Technology and Innovation for 2030 and Beyond
Presentation Description: Floating offshore wind plants are currently at a major disadvantage to other energy sources due to accessibility constraints and large capital expenses required simply to keep the turbine above water. The ideal wind energy system would eliminate all mass that is not directly capturing energy from the wind. For a floating offshore wind turbine, this objective is even more significant as increased mass above the water level must be supported by more massive floating platforms. By this metric, vertical-axis wind turbines (VAWT) are ideal for floating offshore sites and have several advantages over horizontal-axis wind turbines (HAWT) at this scale. Large VAWTs have improved aerodynamic efficiency over HAWTs in addition to the ability to have a lower center of pressure to reduce the thrust overturning moment. More significantly, the platform-level placement of the drivetrain greatly reduces the demands placed on the floating platform and its mass and cost.

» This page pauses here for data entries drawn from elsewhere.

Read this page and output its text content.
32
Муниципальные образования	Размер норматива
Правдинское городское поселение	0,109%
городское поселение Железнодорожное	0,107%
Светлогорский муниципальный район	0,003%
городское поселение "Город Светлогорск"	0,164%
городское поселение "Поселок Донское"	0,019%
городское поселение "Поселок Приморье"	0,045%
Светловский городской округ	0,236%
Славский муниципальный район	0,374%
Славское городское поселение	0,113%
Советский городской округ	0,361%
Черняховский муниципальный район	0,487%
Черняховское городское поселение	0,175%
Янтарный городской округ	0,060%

This presentation will provide a brief history of land-based VAWT development and to debunk some common myths about VAWTs. The challenges and benefits of VAWTs will also be established for floating offshore deployment where the platform costs are the single largest contributor to the cost of energy. Updates will also be provided from a recently awarded project to perform a system optimization based on a novel VAWT design developed by Sandia. The ARCUS turbine is a Darrieus VAWT which goes beyond a conventional design by removing the massive tower and replacing it with tensioned guy wires. The tower accounted for 80% of the rotor mass in previous studies by Sandia, and ARCUS results in even lower topside mass moments of inertia than traditional VAWTs, greatly minimizing platform and system costs.